Now, let $A : \mathbb{R}^N \to \mathbb{R}^N$ be any invertible matrix. Then, functions $f_{A,n}$ and $f_A$ defined by \begin{equation} f_{A,n}(x):= f_n(Ax) \qquad f_A(x):=f(Ax) \end{equation} are again Schwartz functions on $\mathbb{R}^N$.
Now, my question is
Is it true that $f_{A,n} \to f_A$ in $\mathcal{S}(\mathbb{R}^N)$?
I think this is very plausible, but cannot justify rigorously.
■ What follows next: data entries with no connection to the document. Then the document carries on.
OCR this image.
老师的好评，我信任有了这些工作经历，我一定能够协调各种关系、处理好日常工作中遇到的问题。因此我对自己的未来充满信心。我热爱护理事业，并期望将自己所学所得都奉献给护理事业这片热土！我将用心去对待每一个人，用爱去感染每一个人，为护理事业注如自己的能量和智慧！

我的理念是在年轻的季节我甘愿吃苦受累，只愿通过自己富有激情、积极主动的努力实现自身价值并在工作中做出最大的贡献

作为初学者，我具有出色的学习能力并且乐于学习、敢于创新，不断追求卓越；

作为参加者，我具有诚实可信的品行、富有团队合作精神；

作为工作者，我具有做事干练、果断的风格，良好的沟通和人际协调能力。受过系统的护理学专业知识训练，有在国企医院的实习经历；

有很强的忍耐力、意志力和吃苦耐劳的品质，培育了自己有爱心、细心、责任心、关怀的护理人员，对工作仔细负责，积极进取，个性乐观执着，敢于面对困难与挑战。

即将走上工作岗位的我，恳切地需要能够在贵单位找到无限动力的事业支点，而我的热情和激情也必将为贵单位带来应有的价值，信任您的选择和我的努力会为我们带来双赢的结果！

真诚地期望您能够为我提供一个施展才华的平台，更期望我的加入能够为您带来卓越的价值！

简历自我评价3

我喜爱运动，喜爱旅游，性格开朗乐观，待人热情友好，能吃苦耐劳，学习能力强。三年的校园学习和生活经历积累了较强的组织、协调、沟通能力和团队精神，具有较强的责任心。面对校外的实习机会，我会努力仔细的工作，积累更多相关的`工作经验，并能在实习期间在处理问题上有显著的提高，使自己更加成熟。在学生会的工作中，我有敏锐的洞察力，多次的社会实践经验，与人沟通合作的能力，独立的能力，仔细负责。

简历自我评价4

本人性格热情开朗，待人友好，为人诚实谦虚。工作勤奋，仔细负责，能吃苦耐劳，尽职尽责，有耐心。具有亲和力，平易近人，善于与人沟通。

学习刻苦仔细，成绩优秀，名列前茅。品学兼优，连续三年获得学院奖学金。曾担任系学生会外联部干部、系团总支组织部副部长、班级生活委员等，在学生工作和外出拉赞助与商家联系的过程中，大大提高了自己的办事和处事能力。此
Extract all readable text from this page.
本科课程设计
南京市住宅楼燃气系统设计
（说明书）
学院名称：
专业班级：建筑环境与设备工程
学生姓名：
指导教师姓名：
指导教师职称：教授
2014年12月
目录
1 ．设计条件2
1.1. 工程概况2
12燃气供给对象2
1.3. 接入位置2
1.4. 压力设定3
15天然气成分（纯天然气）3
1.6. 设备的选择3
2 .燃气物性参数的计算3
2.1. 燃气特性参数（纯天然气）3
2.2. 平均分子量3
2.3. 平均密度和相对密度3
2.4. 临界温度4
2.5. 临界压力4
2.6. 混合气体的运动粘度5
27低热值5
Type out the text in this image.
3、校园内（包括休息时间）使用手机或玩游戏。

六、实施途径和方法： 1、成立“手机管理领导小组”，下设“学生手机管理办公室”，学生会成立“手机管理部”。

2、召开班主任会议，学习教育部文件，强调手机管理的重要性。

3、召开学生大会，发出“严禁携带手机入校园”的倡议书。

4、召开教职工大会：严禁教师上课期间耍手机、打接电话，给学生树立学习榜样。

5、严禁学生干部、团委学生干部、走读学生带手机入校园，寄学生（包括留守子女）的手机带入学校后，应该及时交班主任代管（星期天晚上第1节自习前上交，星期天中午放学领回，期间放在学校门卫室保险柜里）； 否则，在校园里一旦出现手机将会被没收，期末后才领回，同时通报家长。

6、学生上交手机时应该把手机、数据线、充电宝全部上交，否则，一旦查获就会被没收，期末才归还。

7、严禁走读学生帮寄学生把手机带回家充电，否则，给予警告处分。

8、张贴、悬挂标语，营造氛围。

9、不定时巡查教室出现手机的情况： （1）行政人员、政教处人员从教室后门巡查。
Could anyone please help me?
Add 1. Let $lVert f \rVert_{\alpha, \beta}:= \sup_{x \in \mathbb{R}^N} \lvert x^{\alpha} (D^{\beta} f)(x) \rvert$ for any multi-indices $\alpha$ and $\beta$. Then, $f_n \to f$ in the Scwhartz space means that $\lVert f_n-f \rVert_{\alpha, \beta} \to 0$ for all $\alpha, \beta$.
Add 2. I am aware that $\widehat{f_A}(\xi) = \frac{1}{\lvert \det A \rvert} \widehat{f}(A^{-T} \xi)$ where $\widehat{f}$ means the Fourier transform. Also, I know that the Fourier transform is a continuous linear bijection on the Scwhartz space whose inverse is also continuous. However, this does not seem to resolve my main issue because $A^{-T}$ persists in $\widehat{f}$.
Add 3. Let $A= (A^i_j)$ and $(Ax)_j=A^{i}_j x_i$ in the components w.r.t the standard basis of $\mathbb{R}^N$, where $i,j=1, \cdots, N$ and I have used the summation convention. Then any partial derivative $(D^{\alpha} f_{A}(x)$ is written as a sum of homogeneous polynomials in $A^i_j$ of order $\lvert \alpha \rvert$. I am stuck at how to use invertibility of $A$ to show that $\lVert f_{A,n}-f_A \rVert_{\alpha, \beta} \to 0$ if $\lVert f_n-f \rVert_{\alpha, \beta} \to 0$. I also guess there must be some more elegant way to prove this and the Fourier transform looked like a good candidate. But, as in the previous item, I still run into the problem of dealing with $A^{-T}\xi$.